Ia kelahiran Surakarta, Jawa Tengah. Karirnya diawali dengan belajar di Fakultas Sastra, Jurusan Sejarah, Universitas Diponegoro (Undip), Semarang. Lulus dari sana, ia langsung menyeberang ke Pontianak, mengikuti sang suami, Siswanto. Yang merupakan teman sekampus.

Siswanto, orang Jawa Pontianak. Sekarang ini, ia bekerja di kantor Bappeda, Kota Pontianak. Dari perkawinannya, Lisyawati dikarunia lima kanak. Empat lelaki dan satu perempuan.

Tak mudah memulai kehidupan baru di Pontianak. Dengan keragaman masyarakat, budaya, dan etnis, jadi tantangan sendiri. Kesulitan terutama dalam masalah sarana dan prasarana. Ketika musim kemarau, kehidupan seakan terhenti. Air susah. Ledeng tak mengalir. Air hujan pun jadi pilihan.

Pertama minum air hujan yang ditampung di tempayan, ia merasa geli. Seiring berjalannya waktu, ia terbiasa. Karena memang itulah, satu-satunya air minum yang bisa dikonsumsi. Mengandalkan air PAM, kualitasnya masih sebatas, kebutuhan mandi, cuci dan kakus. Belum lagi, masalah kabut asap dan selera makanan.

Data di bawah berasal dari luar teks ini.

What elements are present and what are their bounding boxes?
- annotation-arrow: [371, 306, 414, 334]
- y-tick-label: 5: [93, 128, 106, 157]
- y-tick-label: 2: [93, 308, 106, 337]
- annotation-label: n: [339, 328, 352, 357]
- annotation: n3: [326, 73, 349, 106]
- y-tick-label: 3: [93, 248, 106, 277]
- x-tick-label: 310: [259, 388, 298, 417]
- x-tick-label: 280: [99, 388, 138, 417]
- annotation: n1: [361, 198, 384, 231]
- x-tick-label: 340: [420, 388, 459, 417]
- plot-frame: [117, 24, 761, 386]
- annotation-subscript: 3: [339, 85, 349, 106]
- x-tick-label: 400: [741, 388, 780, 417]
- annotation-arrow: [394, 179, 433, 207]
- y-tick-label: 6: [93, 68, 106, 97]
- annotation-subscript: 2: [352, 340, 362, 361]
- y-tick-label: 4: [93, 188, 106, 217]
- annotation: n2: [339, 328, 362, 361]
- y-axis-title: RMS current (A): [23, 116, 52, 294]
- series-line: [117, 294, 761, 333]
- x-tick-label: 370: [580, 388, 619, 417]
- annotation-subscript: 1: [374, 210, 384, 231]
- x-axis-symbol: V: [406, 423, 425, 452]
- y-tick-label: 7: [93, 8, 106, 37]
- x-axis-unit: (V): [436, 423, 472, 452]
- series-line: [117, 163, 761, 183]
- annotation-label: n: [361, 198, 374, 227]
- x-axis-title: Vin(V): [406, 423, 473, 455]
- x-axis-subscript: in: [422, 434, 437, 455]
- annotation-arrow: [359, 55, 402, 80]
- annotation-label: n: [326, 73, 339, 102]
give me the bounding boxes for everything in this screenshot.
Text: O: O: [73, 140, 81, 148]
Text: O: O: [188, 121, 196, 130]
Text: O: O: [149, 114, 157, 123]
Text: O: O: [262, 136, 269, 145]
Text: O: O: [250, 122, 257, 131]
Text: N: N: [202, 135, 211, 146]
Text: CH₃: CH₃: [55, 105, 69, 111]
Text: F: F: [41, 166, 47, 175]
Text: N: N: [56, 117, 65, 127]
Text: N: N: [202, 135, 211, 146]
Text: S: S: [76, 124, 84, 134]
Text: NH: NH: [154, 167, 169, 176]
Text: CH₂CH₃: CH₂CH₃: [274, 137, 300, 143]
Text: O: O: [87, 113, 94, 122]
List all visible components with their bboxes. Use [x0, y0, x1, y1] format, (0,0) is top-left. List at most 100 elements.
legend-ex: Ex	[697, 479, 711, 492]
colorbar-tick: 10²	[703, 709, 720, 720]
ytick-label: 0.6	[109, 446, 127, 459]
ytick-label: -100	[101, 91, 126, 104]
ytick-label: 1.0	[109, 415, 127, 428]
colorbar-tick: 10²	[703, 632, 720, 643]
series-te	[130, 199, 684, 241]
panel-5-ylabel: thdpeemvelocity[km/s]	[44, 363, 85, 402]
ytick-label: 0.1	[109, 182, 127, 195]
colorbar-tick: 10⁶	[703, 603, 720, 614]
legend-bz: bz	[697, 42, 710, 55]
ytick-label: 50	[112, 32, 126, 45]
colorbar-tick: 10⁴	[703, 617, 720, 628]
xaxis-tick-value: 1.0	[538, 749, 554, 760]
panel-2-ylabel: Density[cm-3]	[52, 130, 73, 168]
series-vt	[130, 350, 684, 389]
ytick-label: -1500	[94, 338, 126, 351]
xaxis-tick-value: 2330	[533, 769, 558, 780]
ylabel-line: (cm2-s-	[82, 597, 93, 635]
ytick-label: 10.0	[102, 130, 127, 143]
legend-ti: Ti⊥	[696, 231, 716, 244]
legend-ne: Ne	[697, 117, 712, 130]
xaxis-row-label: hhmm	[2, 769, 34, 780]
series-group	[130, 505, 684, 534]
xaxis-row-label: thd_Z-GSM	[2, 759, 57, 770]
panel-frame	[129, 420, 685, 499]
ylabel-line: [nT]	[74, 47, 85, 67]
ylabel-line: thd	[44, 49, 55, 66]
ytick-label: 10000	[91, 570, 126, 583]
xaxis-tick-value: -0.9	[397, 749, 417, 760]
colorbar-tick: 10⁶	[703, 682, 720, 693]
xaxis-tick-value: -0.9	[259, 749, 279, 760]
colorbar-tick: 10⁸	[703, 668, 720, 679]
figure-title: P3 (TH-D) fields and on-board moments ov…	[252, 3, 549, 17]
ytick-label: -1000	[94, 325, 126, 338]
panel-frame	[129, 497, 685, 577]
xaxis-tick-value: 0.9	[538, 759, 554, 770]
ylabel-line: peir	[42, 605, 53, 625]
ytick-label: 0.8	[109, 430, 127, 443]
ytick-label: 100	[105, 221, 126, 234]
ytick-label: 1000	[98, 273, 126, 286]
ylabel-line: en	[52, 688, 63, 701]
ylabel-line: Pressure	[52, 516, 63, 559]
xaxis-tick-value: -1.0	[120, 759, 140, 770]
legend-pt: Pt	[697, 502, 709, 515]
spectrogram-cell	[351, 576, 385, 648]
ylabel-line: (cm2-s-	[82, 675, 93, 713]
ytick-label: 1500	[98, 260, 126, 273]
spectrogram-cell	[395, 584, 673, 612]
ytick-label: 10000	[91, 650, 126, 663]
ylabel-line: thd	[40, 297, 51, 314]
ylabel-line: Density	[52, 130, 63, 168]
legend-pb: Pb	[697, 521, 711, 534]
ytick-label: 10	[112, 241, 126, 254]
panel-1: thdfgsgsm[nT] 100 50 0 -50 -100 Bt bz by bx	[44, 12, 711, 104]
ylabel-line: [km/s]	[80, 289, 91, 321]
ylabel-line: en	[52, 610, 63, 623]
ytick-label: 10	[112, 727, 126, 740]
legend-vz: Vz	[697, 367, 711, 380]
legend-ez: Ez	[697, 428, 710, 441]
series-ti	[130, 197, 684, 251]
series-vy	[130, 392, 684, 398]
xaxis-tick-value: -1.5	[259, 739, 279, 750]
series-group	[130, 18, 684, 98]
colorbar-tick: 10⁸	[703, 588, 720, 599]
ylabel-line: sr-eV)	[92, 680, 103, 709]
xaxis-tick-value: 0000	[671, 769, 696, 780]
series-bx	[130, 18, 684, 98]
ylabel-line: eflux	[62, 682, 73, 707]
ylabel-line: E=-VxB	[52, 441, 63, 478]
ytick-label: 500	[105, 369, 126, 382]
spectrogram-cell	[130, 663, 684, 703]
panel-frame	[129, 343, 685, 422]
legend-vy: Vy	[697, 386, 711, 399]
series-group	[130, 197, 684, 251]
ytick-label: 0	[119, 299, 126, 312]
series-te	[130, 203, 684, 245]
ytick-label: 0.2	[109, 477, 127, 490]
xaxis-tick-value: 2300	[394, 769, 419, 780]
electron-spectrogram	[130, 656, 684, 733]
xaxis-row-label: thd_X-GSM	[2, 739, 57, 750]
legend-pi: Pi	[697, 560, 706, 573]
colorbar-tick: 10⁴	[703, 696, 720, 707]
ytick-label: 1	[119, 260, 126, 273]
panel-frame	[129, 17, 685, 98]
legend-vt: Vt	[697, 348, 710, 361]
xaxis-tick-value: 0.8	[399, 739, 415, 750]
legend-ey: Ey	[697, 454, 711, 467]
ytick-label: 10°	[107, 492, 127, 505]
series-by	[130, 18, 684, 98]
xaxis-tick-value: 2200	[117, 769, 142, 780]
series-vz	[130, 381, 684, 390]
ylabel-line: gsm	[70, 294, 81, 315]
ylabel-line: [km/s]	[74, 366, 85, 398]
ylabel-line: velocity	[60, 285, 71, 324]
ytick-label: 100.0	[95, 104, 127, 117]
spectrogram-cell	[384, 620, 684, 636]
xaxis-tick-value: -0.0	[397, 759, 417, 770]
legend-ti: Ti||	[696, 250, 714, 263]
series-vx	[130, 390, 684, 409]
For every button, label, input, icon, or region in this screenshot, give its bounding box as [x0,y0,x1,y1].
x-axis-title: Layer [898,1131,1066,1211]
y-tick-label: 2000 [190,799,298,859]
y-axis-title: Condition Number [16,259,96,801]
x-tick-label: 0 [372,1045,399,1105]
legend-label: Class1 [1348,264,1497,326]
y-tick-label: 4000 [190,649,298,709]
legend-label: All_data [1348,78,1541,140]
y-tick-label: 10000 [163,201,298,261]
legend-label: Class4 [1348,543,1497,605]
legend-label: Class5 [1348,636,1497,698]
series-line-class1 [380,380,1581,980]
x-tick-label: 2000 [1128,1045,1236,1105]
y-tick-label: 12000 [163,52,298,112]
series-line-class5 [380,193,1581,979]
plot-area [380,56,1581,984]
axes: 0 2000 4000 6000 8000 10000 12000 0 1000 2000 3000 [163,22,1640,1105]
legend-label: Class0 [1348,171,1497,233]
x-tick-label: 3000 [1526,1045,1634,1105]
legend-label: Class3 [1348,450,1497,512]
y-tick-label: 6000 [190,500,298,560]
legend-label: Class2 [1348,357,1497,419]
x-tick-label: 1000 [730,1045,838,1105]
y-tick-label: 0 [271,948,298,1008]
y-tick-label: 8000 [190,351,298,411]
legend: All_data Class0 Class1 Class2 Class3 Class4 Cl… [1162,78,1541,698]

Menurutnya, masyarakat Pontianak lebih menyukai nasi manyar. Nasi agak kering dan memisah. Sementara ia, terbiasa makan nasi agak lengket, seperti ketan.

“Itu masa-masa sulit,” katanya. Tak mudah menghadapi. Butuh waktu tiga hingga lima tahun penyesuaian.

Beruntung, ia punya suami yang mengerti dan menguatkannya. Selain itu, tuntutan profesi dan berbagai penelitian yang ia lakukan, makin membuatnya mencintai kota ini. Banyak hal baru bisa digali.

Ada beberapa kendala memang dalam penelitian. Ia sulit mendapatkan sumber lisan, maupun tertulis. Dokumen penting sebagai pendukung sejarah. Ini tentu saja menyulitkan dirinya, ketika menulis. Padahal, Kalbar merupakan ladang penelitian yang tidak ada habisnya. Beragam etnis, budaya, dan sejarah, seakan tak ada habisnya untuk digali.

Penelitian lapangan juga memberinya berbagai pengalaman pribadi. Kadang lucu dan menggelikan. Misalnya saja, ketika ia melakukan penelitian di Sambas. Ia harus mandi di sungai. Apa boleh buat, inilah satu-satunya sarana membersihkan diri.

Mandi di sungai bukan tak ada kendala. Ia harus berjalan melewati perkampungan. Dengan memakai kemban atau kain yang dililitkan ke badan sebatas dada. Karena malu dan tak terbiasa, ia harus menunggu hingga perkampungan sepi dan gelap. Jadi, kalau mandi pagi, ia harus menyeberang kampung pada jam lima pagi. Bila mandi sore, ia harus menunggu hingga jam setengah tujuh malam.

Tak hanya itu. Berjalan puluhan kilometer, jadi kegiatan biasa. Ada saja pengalaman dialami. Ketika melakukan penelitian, ia punya pengalaman menggelikan. Ketika pulang dari daerah penelitian, beberapa warga bertanya padanya.
“Habis menyanyi ya, mbak?”

Baginya, menjalani kerja penelitian sejarah dan budaya, memang mengasyikkan. Ia merasa tertantang, untuk lebih mempopulerkan Pontianak dan Kalimantan Barat. Banyak sejarah belum tergali. Terutama mengenai kerajaan-kerajaan di Kalimantan Barat.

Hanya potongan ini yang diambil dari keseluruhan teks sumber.